1-9
「帰りましたよー」
「姉ちゃんお帰り!」
自宅に帰ると、元気な声と共にバタバタという足音が聞こえてきた。
私を出迎えてくれたのは、五歳になったばかりの、私の妹、こめっこだ。
こめっこは私のお下がりのローブを着ているのだが、丈の余ったダブついたローブの裾は泥だらけになっていた。
「あーあー……。ローブの裾が泥だらけではないですか。留守番してなさいって言われてたのに、また外に遊びに行っていたのですか?」
「うん! 新聞屋のお兄ちゃんはげきたいしたから、その後に遊びに行った!」
「ほう、今日も勝ちましたか。流石は我が妹です」
「うん! 『もうみっかもかたいたべものをくちにしてないんです』って言ったら、お食事券を置いてってくれた!」
こめっこが、そう言って自慢気に戦果を見せびらかした。
優秀な妹の頭を撫でていると、こめっこは何かに気づいた様だ。
「姉ちゃんからいい匂いがする」
「おっと、流石は我が妹。お土産です。魔神に捧げられし子羊肉のサンドイッチ! さあ、その腹がはち切れるまで食らうがいいです!」
「すごい! 魔王になった気分! じゃあ、捕まえてきた晩ごはんは、明日の朝ごはんにしよう!」
お土産のサンドイッチに喜ぶこめっこが、突然そんな事を言い出した。
……捕まえてきた晩ごはん。
以前、こめっこがセミをたくさん捕まえてきて、これを唐揚げにしようと言い出したのを思い出し、ちょっとだけ恐怖を覚える。

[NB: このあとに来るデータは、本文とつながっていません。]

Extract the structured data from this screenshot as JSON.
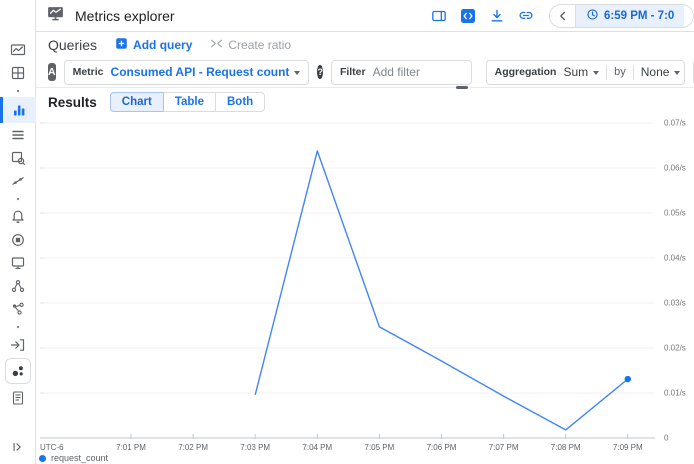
{
  "header": {
    "title": "Metrics explorer",
    "time_range": "6:59 PM - 7:0"
  },
  "queries": {
    "title": "Queries",
    "add_query_label": "Add query",
    "create_ratio_label": "Create ratio"
  },
  "builder": {
    "query_letter": "A",
    "metric_label": "Metric",
    "metric_value": "Consumed API - Request count",
    "help_glyph": "?",
    "filter_label": "Filter",
    "filter_placeholder": "Add filter",
    "aggregation_label": "Aggregation",
    "aggregation_value": "Sum",
    "by_label": "by",
    "by_value": "None",
    "add_button_glyph": "+"
  },
  "results": {
    "label": "Results",
    "tabs": [
      "Chart",
      "Table",
      "Both"
    ],
    "active_tab": "Chart"
  },
  "chart_data": {
    "type": "line",
    "title": "",
    "x_axis_note": "UTC-6",
    "x_ticks": [
      "7:01 PM",
      "7:02 PM",
      "7:03 PM",
      "7:04 PM",
      "7:05 PM",
      "7:06 PM",
      "7:07 PM",
      "7:08 PM",
      "7:09 PM"
    ],
    "y_ticks": [
      "0.07/s",
      "0.06/s",
      "0.05/s",
      "0.04/s",
      "0.03/s",
      "0.02/s",
      "0.01/s",
      "0"
    ],
    "ylim": [
      0,
      0.07
    ],
    "grid": "horizontal",
    "legend_position": "bottom-left",
    "series": [
      {
        "name": "request_count",
        "color": "#4285f4",
        "end_dot": true,
        "points": [
          {
            "x": "7:03 PM",
            "y": 0.0096
          },
          {
            "x": "7:04 PM",
            "y": 0.0638
          },
          {
            "x": "7:05 PM",
            "y": 0.0247
          },
          {
            "x": "7:06 PM",
            "y": 0.0171
          },
          {
            "x": "7:07 PM",
            "y": 0.0093
          },
          {
            "x": "7:08 PM",
            "y": 0.0018
          },
          {
            "x": "7:09 PM",
            "y": 0.0131
          }
        ]
      }
    ]
  },
  "legend": {
    "series_label": "request_count"
  },
  "colors": {
    "accent": "#1a73e8",
    "line": "#4285f4",
    "active_bg": "#e8f0fe",
    "time_pill_text": "#1967d2"
  }
}
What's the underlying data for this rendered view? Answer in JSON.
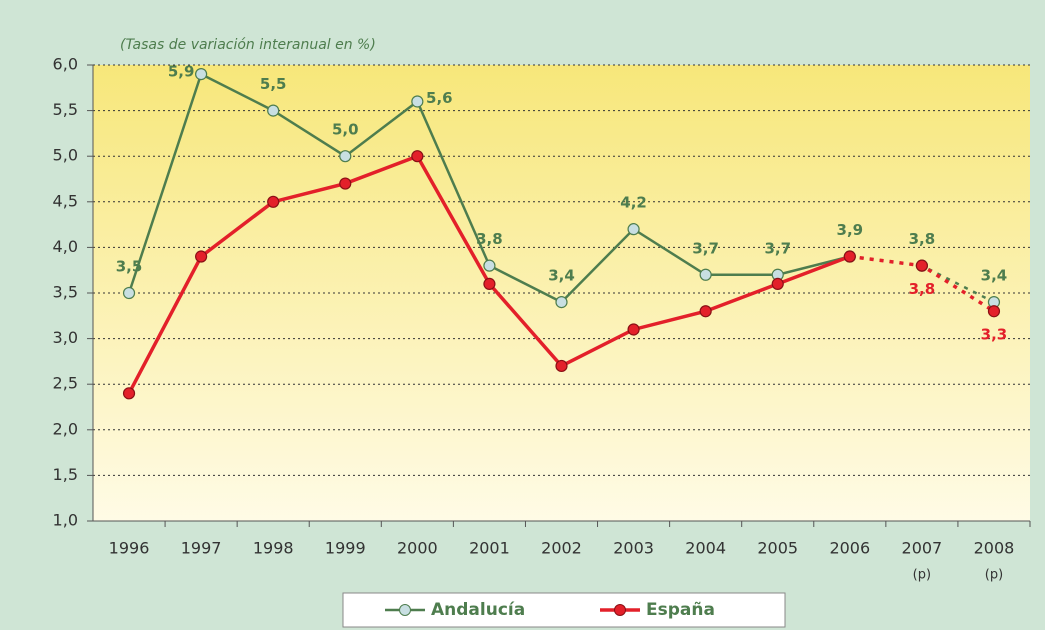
{
  "chart_data": {
    "type": "line",
    "subtitle": "(Tasas de variación interanual en %)",
    "categories": [
      "1996",
      "1997",
      "1998",
      "1999",
      "2000",
      "2001",
      "2002",
      "2003",
      "2004",
      "2005",
      "2006",
      "2007",
      "2008"
    ],
    "category_notes": [
      null,
      null,
      null,
      null,
      null,
      null,
      null,
      null,
      null,
      null,
      null,
      "(p)",
      "(p)"
    ],
    "projection_from": 10,
    "series": [
      {
        "name": "Andalucía",
        "color": "#4e7d4e",
        "marker_color": "#c8dfe2",
        "values": [
          3.5,
          5.9,
          5.5,
          5.0,
          5.6,
          3.8,
          3.4,
          4.2,
          3.7,
          3.7,
          3.9,
          3.8,
          3.4
        ],
        "value_labels": [
          "3,5",
          "5,9",
          "5,5",
          "5,0",
          "5,6",
          "3,8",
          "3,4",
          "4,2",
          "3,7",
          "3,7",
          "3,9",
          "3,8",
          "3,4"
        ]
      },
      {
        "name": "España",
        "color": "#e3202a",
        "marker_color": "#e3202a",
        "values": [
          2.4,
          3.9,
          4.5,
          4.7,
          5.0,
          3.6,
          2.7,
          3.1,
          3.3,
          3.6,
          3.9,
          3.8,
          3.3
        ],
        "value_labels": [
          null,
          null,
          null,
          null,
          null,
          null,
          null,
          null,
          null,
          null,
          null,
          "3,8",
          "3,3"
        ]
      }
    ],
    "ylim": [
      1,
      6
    ],
    "yticks": [
      {
        "value": 1,
        "label": "1,0"
      },
      {
        "value": 1.5,
        "label": "1,5"
      },
      {
        "value": 2,
        "label": "2,0"
      },
      {
        "value": 2.5,
        "label": "2,5"
      },
      {
        "value": 3,
        "label": "3,0"
      },
      {
        "value": 3.5,
        "label": "3,5"
      },
      {
        "value": 4,
        "label": "4,0"
      },
      {
        "value": 4.5,
        "label": "4,5"
      },
      {
        "value": 5,
        "label": "5,0"
      },
      {
        "value": 5.5,
        "label": "5,5"
      },
      {
        "value": 6,
        "label": "6,0"
      }
    ],
    "grid": true,
    "legend": "bottom"
  }
}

「こめっこ、晩ごはんとは何ですか? 何を捕まえてきたのです?」
「見る? しとうの末に打ち倒した、きょうぼうなしっこくの魔獣!」
不穏な言葉を残し、こめっこが家の奥に駆けて行く。
昆虫系ではありませんように。
昆虫系ではありませんように!
祈りながら待っていると、やがてこめっこが抱えてきた物は……。
「にゃー……」
一体何があったのか、疲れきった様にグッタリした、黒い子猫だった。
「……これまた大物を捕まえてきましたね」
「うん。頑張った! 最初は抵抗してきたけど、かじったらおとなしくなった」
「勝ったのは喜ばしい事ですが、むやみに何でもかじってはいけませんよ?」
私の言葉に素直に頷くこめっこから、小さな黒猫を受け取る。
その黒猫は私の手の中に収まると、よほど怖い目に遭ったのか、怯える様に私の胸元に頭を寄せて丸くなる。
こめっこは、お土産のサンドイッチを両手でわし掴んでひとしきり頬張ると、やがてそれをジッと見て、かじりかけのサンドイッチを私に差し出し。
「……食べる?」
「私はお腹いっぱいですから、こめっこが全部食べるとよいですよ。それより、この毛玉は私が預かってもいいですか?」
「うん!」
こめっこはそのまま幸せそうに、サンドイッチをかじる作業に没頭した。
――自室に入り放してやると、堂々と私の布団の上で丸くなった猫を見て呟いた。
「さて、こいつはどうしたものでしょうか」
このふてぶてしさ。
この子は意外と大物なのかもしれない。
まさか、こめっこの希望通りに朝ごはんにするわけにもいかず、そうかといって、家で飼ってやれる余裕もない。
しかし、このまま外に放り出して再びこめっこに見つかれば、この子は今度こそ食われる事だろう。